Meint, etwas enttäuscht, Jake C.
 

darley

Mitglied
test

also, um mal nichtr nur zu lästern:

ich finde den test schon klasse, scarab hat sich da echt mühe gegeben.
so ein test aus der scharfen praxis ist vielleicht mehr wert als manche "ich hau mein messer mit dem daumen durch 5mm stahlplatten"-tests :D

und ein wenig entmystifizierung von fabelmessern find ich auch ned schlecht!

allerdings wird das busse bei längerem gebrauch seine vorteile wohl noch überzeugend ausspielen und den herbertzprügel alt aussehen lassen.

außerdem darf man nicht übersehen, dass das herbertz fast das doppelte wiegt wie das busse.
also kein wunder, wenn es beim choppen tiefer eindringt und - frisch geschliffen - die tomate fast von selbst zerteilt :irre:

vielleicht mal zuerst holz hacken und dann tomaten schneiden?

bernd
 

HankEr

Super Moderator
Die Messer sind ja grundverschieden. Das Herbertz hat einen niedrigen Hohlschliff und das Swamprat einen hohen Flachschliff gepaart mit einer konvexen Schneide. Sehr viel unterschiedlicher können zwei Schneidgeometrien gar nicht sein und genauso wie sich die Messer unterscheiden muß sich auch die Technik des Anwenders unterscheiden. Wer mit der für das eine Messer optimalen Technik mit dem anderen arbeitet wird damit i.d.R. schlechter fahren.

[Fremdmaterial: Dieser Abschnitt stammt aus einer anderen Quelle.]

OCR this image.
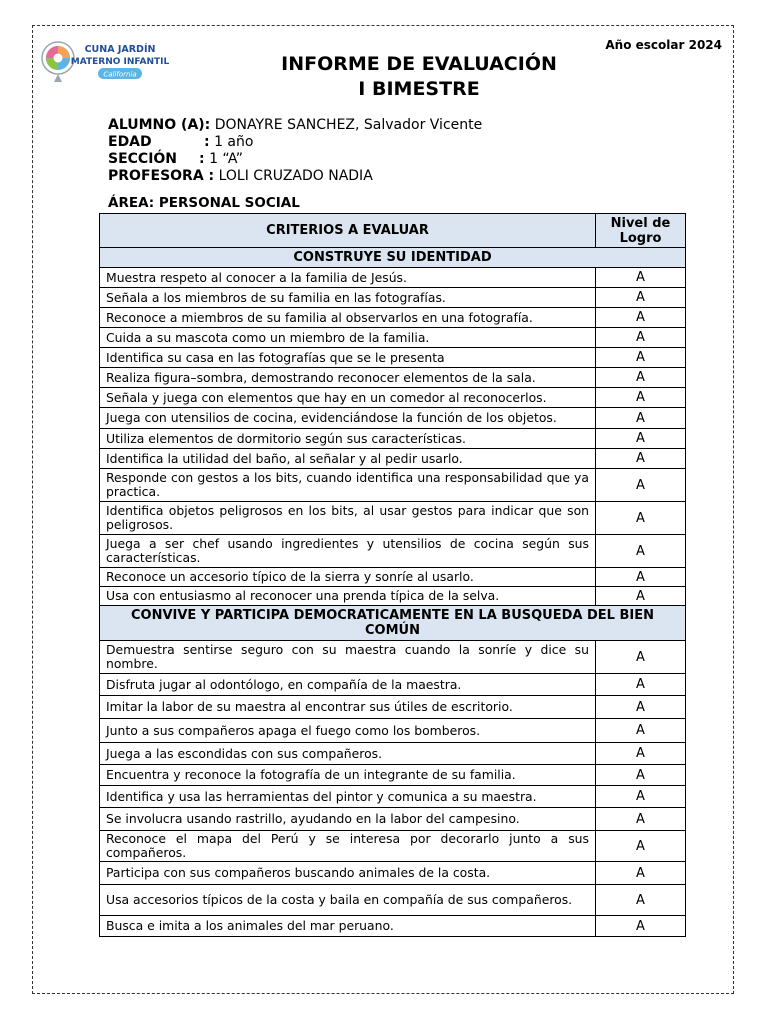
CUNA JARDÍN
MATERNO INFANTIL
California
Año escolar 2024
INFORME DE EVALUACIÓN
I BIMESTRE
ALUMNO (A): DONAYRE SANCHEZ, Salvador Vicente
EDAD	: 1 año
SECCIÓN : 1 “A”
PROFESORA : LOLI CRUZADO NADIA
ÁREA: PERSONAL SOCIAL
CRITERIOS A EVALUAR	Nivel de Logro
CONSTRUYE SU IDENTIDAD	
Muestra respeto al conocer a la familia de Jesús.	A
Señala a los miembros de su familia en las fotografías.	A
Reconoce a miembros de su familia al observarlos en una fotografía.	A
Cuida a su mascota como un miembro de la familia.	A
Identifica su casa en las fotografías que se le presenta	A
Realiza figura–sombra, demostrando reconocer elementos de la sala.	A
Señala y juega con elementos que hay en un comedor al reconocerlos.	A
Juega con utensilios de cocina, evidenciándose la función de los objetos.	A
Utiliza elementos de dormitorio según sus características.	A
Identifica la utilidad del baño, al señalar y al pedir usarlo.	A
Responde con gestos a los bits, cuando identifica una responsabilidad que ya practica.	A
Identifica objetos peligrosos en los bits, al usar gestos para indicar que son peligrosos.	A
Juega a ser chef usando ingredientes y utensilios de cocina según sus características.	A
Reconoce un accesorio típico de la sierra y sonríe al usarlo.	A
Usa con entusiasmo al reconocer una prenda típica de la selva.	A
CONVIVE Y PARTICIPA DEMOCRATICAMENTE EN LA BUSQUEDA DEL BIEN COMÚN	
Demuestra sentirse seguro con su maestra cuando la sonríe y dice su nombre.	A
Disfruta jugar al odontólogo, en compañía de la maestra.	A
Imitar la labor de su maestra al encontrar sus útiles de escritorio.	A
Junto a sus compañeros apaga el fuego como los bomberos.	A
Juega a las escondidas con sus compañeros.	A
Encuentra y reconoce la fotografía de un integrante de su familia.	A
Identifica y usa las herramientas del pintor y comunica a su maestra.	A
Se involucra usando rastrillo, ayudando en la labor del campesino.	A
Reconoce el mapa del Perú y se interesa por decorarlo junto a sus compañeros.	A
Participa con sus compañeros buscando animales de la costa.	A
Usa accesorios típicos de la costa y baila en compañía de sus compañeros.	A
Busca e imita a los animales del mar peruano.	A
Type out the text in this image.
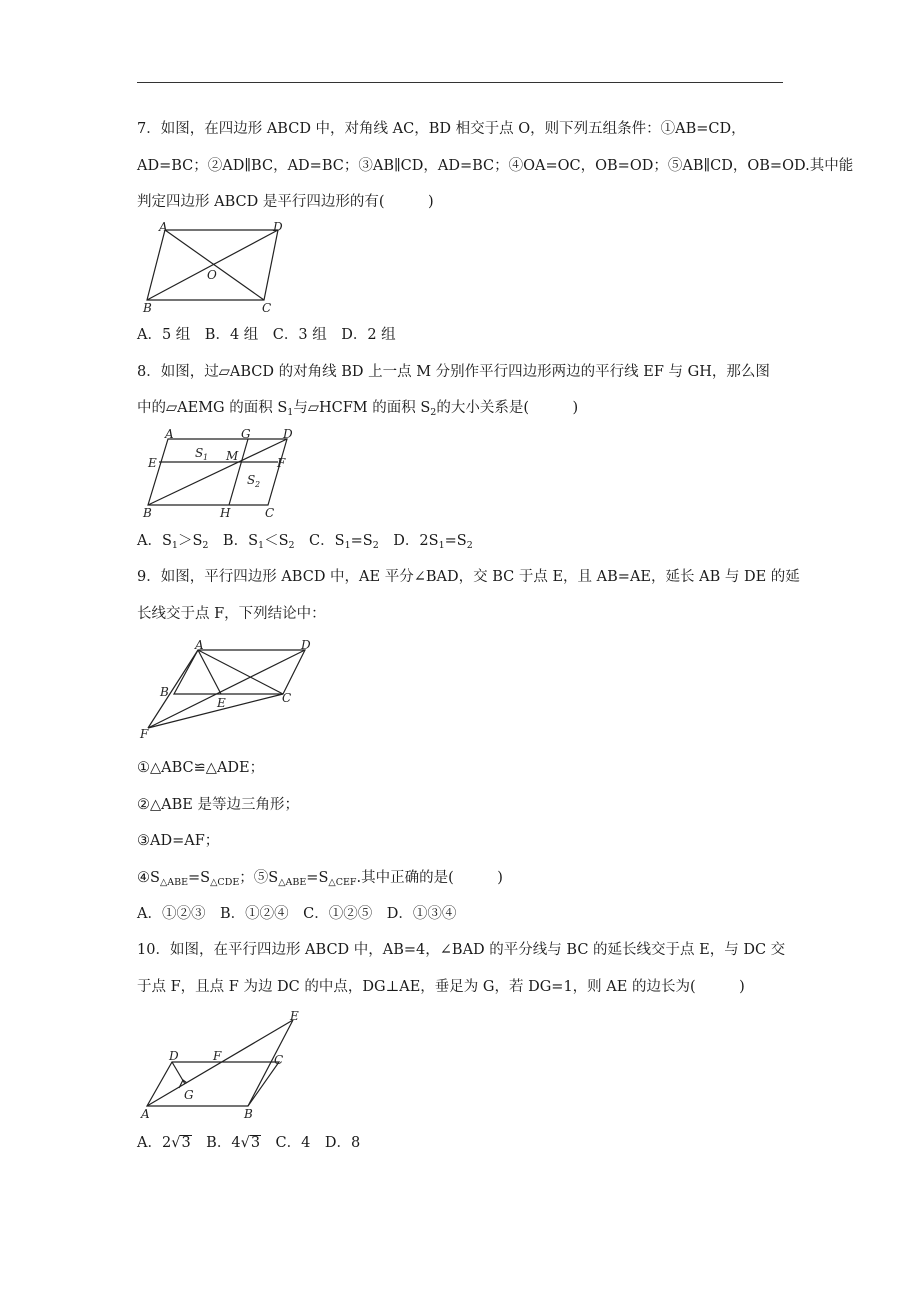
7．如图，在四边形 ABCD 中，对角线 AC，BD 相交于点 O，则下列五组条件：①AB=CD，
AD=BC；②AD∥BC，AD=BC；③AB∥CD，AD=BC；④OA=OC，OB=OD；⑤AB∥CD，OB=OD.其中能
判定四边形 ABCD 是平行四边形的有(　　　)
A	D
O
B	C
A．5 组　B．4 组　C．3 组　D．2 组
8．如图，过▱ABCD 的对角线 BD 上一点 M 分别作平行四边形两边的平行线 EF 与 GH，那么图
中的▱AEMG 的面积 $S_1$与▱HCFM 的面积 $S_2$的大小关系是(　　　)
A	G	D
E	M	F
S 1
S 2
B	H	C
A．$S_1>S_2$　B．$S_1<S_2$　C．$S_1=S_2$　D．$2S_1=S_2$
9．如图，平行四边形 ABCD 中，AE 平分∠BAD，交 BC 于点 E，且 AB=AE，延长 AB 与 DE 的延
长线交于点 F，下列结论中：
A	D
B
E	C
F
①△ABC≌△ADE；
②△ABE 是等边三角形；
③AD=AF；
$④S_{\triangle ABE}=S_{\triangle CDE}$；$⑤S_{\triangle ABE}=S_{\triangle CEF}$.其中正确的是(　　　)
A．①②③　B．①②④　C．①②⑤　D．①③④
10．如图，在平行四边形 ABCD 中，AB=4，∠BAD 的平分线与 BC 的延长线交于点 E，与 DC 交
于点 F，且点 F 为边 DC 的中点，DG⊥AE，垂足为 G，若 DG=1，则 AE 的边长为(　　　)
E
D	F	C
G
A	B
A．2√3　B．4√3　C．4　D．8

Ändert aber auch nichts daran, daß der Schneidenwinkel des Swamprat im Serientrimm sicher wie bei den meisten Messern ein wenig arg grob ist.
 

dcjs

Mitglied
tja,
und ich hab heute mit meiner BR die krone einer geflällten esche zu kleinholz verarbeitet und hinterher eine birke mit über 20cm durchmesser gefällt und in teile zerlegt.
dann habe ich unseren zaun ausgebessert, dabei einen 2mm-draht durchgehauen und ne neue zaunlatte angenagelt (mit dem klingenrücken als hammer).
das ist ein job, für den andere ihre stihl, einen hammer und ne kneifzange rausholen. :D
dabei habe ich eigentlich gar nicht gemerkt, dass die ratte zum hacken nicht geeignet ist :rolleyes:
ok, meine gränsfors hätte den job schneller hingekriegt, aber das ist halt kein messer:glgl:
die ratte sieht inzwischen zwar aus wie die sau (ne "sumpf-sau" sozusagen :steirer: ), auch der griff hat ein paar schrammen und dellen vom messerwerfen auf bäume (falschrum aufgetroffen, abgeprallt...), aber wen stört das schon? ist halt ein werkzeug.
ich bin mit meiner ratte eigentlich ganz zu frieden und würde sie sicher nicht gegen irgendein herbertz-teil tauschen.